In short, we are looking at a blended workplace model in the future where the focus is on getting the job done irrespective of where the employee chooses to work from.

But then comes the tougher challenge of empowering and equipping staff with the necessary tools and resources to help them work remotely without disruption. A key item in the minds of enterprise CIOs in this regard would be business communication systems and cloud telephony make for an optimal case here.

Now coming to what CIOs must take note of while looking to implement a business phone system based on cloud telephony in their organization. Let us explore the 5 essentials that enterprise CIOs need to factor in while transitioning into cloud telephony for their business phone system:

Unlimited Extensions

As an organization extends its geographical bases of operation, more departments may end up distributed across locations, geographies, and countries. For end customers, their need is simple. They want a quick connection and minimal extensions dialed to reach the desired department or personnel. While setting up the cloud telephone network for a business, CIO’s must ensure that the platform or service provider they choose offers unlimited extension dialing globally for the configured business phone numbers. This is a powerful communication feature that is in high demand for enterprise phone systems worldwide today.

Targeted Localization

When businesses run marketing campaigns targeting specific geographies or localities within countries they operate, it is imperative to provide a contact number that local residents can identify as being localized to their region. That will improve the trust and credibility of the business and can drive more ROI from marketing campaigns. The cloud telephony system that the business selects should be able to offer dedicated phone numbers that can be localized to regions where new promotions or campaigns are being exclusively pursued by sales and marketing teams.

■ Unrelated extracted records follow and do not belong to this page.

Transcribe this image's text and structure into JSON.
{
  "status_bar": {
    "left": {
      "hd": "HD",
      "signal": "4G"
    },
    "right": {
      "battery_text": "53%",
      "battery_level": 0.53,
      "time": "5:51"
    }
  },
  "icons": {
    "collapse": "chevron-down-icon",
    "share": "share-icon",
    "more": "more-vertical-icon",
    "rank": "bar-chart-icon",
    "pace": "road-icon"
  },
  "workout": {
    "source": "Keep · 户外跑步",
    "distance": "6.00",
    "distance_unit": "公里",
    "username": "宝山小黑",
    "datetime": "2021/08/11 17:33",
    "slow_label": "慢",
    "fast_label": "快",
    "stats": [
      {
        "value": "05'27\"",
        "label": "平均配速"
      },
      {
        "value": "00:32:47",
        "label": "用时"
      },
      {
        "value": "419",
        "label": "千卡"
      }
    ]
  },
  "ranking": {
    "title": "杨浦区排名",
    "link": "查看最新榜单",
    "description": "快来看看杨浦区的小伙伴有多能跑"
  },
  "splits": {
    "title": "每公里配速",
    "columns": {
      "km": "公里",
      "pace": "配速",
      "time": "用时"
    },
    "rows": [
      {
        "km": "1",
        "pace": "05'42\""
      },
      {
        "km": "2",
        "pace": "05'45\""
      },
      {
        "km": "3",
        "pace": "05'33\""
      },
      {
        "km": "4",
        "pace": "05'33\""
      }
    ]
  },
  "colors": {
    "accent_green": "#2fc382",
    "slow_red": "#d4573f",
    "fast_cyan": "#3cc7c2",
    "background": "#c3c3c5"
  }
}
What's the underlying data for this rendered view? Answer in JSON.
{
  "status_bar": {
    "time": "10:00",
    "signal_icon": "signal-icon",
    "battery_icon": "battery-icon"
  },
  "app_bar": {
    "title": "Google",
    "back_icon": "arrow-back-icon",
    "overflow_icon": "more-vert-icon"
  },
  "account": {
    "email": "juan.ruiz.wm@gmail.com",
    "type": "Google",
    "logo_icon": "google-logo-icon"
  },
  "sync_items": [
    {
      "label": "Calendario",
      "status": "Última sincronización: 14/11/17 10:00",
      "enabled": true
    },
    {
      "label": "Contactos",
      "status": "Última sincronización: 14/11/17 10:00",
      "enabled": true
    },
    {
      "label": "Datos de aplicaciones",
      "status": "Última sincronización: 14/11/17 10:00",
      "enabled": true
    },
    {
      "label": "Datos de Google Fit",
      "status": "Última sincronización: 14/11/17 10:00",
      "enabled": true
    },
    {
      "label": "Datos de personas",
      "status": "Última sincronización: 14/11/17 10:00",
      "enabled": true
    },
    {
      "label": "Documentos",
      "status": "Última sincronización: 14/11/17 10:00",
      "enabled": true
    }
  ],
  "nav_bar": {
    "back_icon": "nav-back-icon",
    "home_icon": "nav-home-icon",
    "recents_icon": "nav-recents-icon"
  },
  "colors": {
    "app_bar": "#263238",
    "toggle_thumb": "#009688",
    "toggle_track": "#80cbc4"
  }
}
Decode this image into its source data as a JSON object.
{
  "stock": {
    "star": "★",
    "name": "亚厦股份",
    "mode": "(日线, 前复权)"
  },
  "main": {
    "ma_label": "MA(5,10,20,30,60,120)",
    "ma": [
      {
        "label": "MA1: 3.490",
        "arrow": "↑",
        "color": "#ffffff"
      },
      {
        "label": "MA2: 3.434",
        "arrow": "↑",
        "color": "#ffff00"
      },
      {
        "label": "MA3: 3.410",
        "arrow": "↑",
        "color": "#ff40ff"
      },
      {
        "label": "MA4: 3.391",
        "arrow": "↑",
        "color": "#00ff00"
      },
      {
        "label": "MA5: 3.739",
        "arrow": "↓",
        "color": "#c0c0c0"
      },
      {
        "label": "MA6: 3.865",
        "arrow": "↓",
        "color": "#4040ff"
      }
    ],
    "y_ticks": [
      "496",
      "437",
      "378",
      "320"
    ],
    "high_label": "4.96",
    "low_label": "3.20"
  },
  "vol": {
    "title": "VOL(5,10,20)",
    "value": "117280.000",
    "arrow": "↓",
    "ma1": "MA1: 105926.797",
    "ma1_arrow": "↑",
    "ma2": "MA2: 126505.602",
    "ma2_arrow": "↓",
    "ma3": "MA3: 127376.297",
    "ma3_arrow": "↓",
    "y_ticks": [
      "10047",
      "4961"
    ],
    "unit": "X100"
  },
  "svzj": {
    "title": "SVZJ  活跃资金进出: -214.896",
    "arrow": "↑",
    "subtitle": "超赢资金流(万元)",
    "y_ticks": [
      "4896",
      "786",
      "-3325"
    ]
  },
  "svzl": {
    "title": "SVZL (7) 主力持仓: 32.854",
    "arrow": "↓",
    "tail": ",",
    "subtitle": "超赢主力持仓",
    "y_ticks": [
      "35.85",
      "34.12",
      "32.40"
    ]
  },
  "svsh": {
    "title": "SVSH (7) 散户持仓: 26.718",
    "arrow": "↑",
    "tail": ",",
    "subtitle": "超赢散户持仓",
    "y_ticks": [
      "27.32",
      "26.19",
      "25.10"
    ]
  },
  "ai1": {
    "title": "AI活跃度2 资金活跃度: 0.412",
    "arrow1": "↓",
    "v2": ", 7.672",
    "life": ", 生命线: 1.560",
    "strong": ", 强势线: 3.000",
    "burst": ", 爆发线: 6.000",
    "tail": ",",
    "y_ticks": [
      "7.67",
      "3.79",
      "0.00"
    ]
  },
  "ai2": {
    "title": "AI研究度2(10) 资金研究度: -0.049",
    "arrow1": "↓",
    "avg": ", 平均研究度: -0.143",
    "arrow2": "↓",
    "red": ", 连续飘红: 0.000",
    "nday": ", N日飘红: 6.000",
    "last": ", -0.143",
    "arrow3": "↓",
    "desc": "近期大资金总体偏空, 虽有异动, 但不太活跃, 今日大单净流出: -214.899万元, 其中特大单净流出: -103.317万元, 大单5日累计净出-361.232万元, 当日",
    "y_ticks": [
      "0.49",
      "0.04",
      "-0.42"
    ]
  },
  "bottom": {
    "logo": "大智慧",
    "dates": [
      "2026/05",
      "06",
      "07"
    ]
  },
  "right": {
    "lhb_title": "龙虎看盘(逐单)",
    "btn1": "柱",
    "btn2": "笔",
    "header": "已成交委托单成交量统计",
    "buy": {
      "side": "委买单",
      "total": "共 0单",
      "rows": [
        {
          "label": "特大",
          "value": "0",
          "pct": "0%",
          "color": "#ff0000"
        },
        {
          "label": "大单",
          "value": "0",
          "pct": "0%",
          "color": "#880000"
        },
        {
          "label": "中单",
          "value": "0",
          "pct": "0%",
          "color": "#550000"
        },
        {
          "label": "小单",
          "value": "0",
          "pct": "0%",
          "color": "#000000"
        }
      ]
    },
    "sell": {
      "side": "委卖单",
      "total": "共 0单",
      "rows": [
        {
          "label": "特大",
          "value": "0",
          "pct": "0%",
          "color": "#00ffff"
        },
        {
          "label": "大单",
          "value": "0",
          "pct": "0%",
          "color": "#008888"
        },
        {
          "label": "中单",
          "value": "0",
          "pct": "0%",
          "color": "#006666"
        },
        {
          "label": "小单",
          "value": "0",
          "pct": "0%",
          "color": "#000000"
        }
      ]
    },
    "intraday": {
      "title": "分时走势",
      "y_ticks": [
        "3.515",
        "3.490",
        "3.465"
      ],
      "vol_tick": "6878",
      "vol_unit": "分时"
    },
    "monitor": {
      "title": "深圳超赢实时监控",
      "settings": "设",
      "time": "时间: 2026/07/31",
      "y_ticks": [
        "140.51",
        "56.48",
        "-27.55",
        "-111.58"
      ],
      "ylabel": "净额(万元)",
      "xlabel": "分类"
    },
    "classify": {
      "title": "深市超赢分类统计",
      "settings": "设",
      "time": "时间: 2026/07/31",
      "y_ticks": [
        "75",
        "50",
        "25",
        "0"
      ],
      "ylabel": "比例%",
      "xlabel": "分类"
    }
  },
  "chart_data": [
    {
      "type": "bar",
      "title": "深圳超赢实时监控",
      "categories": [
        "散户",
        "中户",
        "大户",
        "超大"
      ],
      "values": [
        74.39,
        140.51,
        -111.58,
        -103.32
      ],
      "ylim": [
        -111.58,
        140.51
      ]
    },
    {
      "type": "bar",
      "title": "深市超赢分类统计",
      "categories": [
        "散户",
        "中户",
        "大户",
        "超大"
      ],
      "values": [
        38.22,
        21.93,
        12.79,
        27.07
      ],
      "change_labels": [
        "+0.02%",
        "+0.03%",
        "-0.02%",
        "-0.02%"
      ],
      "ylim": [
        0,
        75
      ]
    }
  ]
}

Collaborative Conferencing

In the age of remote work, the seamless collaboration of peers is a key factor that determines impact and productivity. Also, there may be instances where a set of customers or potential customers may have to be engaged through a joint meeting or audio-conferencing session. The cloud business phone system that an organization selects should be able to provide a seamless audio-conferencing framework for organizing quick meetings. It should facilitate easy on-boarding for diallers, have unlimited capacity, and offer high-end reliability.

Device Flexibility

Employees who need to use the business phone system will require access to the system from a wide range of devices like their laptops, office computers, or even their smartphones and Tablet PCs. Given that we are in the digital age, these devices could again be diversified into Android or iOS devices. CIOs need to ensure that the business phone system deployed at the organization offers a global mobile dialing system via VOIP that empowers employees to make or receive calls from the business phone network through dedicated apps on devices of their choice. This flexibility will be a key requirement in the future where more employees worldwide are likely to remain working from home with the accompanying device complexity.

Easy Deployment and Resilience

A business phone system is a crucial communication tool that is likely to become the backbone of the collaborative infrastructure of any organization. Once implemented it should be able to support a wide range of desired communication features and policies as expected by any modern-day enterprise. With cloud telephony in the picture, CIOs need to ensure that they drive investments on a platform that has been proven for resilience, flexibility, and easy deployment.

Every business requires seamless communication infrastructure to nurture relationships between customers as well as among its employees. Enabling a highly functional business phone system via cloud telephony can put a business on the right track to achieve this kind of communication excellence. CIO’s, while making the decision to switch to cloud telephony, must ensure that they select the right platform for setting up a guaranteed and disruption-free telecommunication ecosystem that can truly power their organization.